Globalement, les joueurs sont passés au travers. Bernardo qui joue sans avoir fait de préparation, était en deçà. Pasalic, certainement plus impliqué dans l’hymen d’Eva Carneiro que sur le Rocher, est totalement passer au travers, offrant une prestation immonde rappelant des heures sombres sur le Rocher (esprit de Jean-Jacques Gosso es-tu la ?). Au final, seul deux joueurs ont été au rendez-vous. Toulalan, qui ne s’est pas privé de poser ses bijoux de bon père de famille sur le milieu,  tout en ratissant 174 ballons, toujours avec son flow proche de Michel Sardou quand il vante le Connemara. Et bien sûr Martial. Le joueur le plus nonchalant du sud de la France a été étincelant par moments. Deux percées, un but hors-jeu, de multiples balles récupérées, il a été de loin le meilleur élément offensif monégasque. Il aurait dû même bénéficier d’un penalty non sifflé qui était pourtant flagrant. D’autant plus que l’action était située à un mètre de l’arbitre de surface. Les rageux diront « où est ton chien » (il était arrière gauche à Monaco ce soir), les connaisseurs reconnaîtront l’arbitrage labellisé anglais. Dans les faits, l’arbitre est un eunuque et a besoin d’une greffe de couilles. Un tournant du match certes, mais qui ne doit pas faire oublier la prestation défensive lamentable des joueurs de Jardim.

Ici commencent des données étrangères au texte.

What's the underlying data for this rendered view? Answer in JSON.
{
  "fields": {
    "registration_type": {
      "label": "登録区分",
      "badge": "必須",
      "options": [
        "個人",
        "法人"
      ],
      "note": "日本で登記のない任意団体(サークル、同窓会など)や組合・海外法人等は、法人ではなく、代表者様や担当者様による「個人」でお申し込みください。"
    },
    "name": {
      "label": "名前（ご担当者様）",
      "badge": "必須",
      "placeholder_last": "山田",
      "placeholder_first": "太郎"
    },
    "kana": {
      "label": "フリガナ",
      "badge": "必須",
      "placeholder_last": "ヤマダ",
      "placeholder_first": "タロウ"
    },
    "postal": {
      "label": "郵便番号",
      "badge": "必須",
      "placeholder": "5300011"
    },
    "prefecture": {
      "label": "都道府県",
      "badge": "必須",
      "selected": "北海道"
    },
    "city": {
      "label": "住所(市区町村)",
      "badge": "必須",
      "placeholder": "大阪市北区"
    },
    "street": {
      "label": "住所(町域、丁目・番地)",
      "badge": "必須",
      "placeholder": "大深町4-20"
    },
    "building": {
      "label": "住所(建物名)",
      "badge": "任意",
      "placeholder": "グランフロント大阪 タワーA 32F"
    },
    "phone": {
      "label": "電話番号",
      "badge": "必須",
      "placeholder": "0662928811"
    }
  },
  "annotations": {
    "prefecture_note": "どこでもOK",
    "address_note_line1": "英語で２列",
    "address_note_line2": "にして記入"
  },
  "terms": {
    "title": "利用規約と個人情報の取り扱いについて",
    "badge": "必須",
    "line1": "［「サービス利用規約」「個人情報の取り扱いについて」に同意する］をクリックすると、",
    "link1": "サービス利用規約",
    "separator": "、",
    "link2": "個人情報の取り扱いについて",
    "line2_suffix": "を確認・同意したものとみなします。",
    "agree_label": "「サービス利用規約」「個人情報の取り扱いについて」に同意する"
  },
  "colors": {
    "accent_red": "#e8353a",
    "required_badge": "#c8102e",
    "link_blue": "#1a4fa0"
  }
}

Monaco peut essuyer des regrets. Valencia était prenable. Les joueurs du Ché, en reprise, ne se sont pas démenés pour s’imposer. Ils ont attendu patiemment les erreurs des rouges et blancs. Pourtant, eux aussi en ont fait. Des pertes de balles répétées dans les trente derniers mètres, des relances parfois hasardeuses, une faiblesse globale en 1 vs 1, la défense Ché voulait concurrencer celle du Rocher. Mais la barre était trop haute. Au final, avec un poteau, un but très légèrement hors-jeu, un penalty non sifflé et d’autres occasions, Monaco a eu des chances de revenir au score. Une maladresse qui aura eu pour mérite de faire briller un des meilleurs valancians hier soir, l’Aussie Mat Ryan.

Le match retour dans le chaudron monégasque sera fondamental pour la suite de la saison. Ligue des Champions ou Europa League, une chose est sure, cela devrait conditionner la fin du mercato des rouges et blancs. Abdennour et Kurzawa seraient en partance, et nul doute qu’une élimination de la Champions devraient accélérer leurs départs. Et par là même, conditionner les 54 et 55 ème arrivées sur le Rocher. En attendant, Monaco a raté son entrée, et devra apprendre de ses erreurs. Et n’aura pas le temps de les regretter.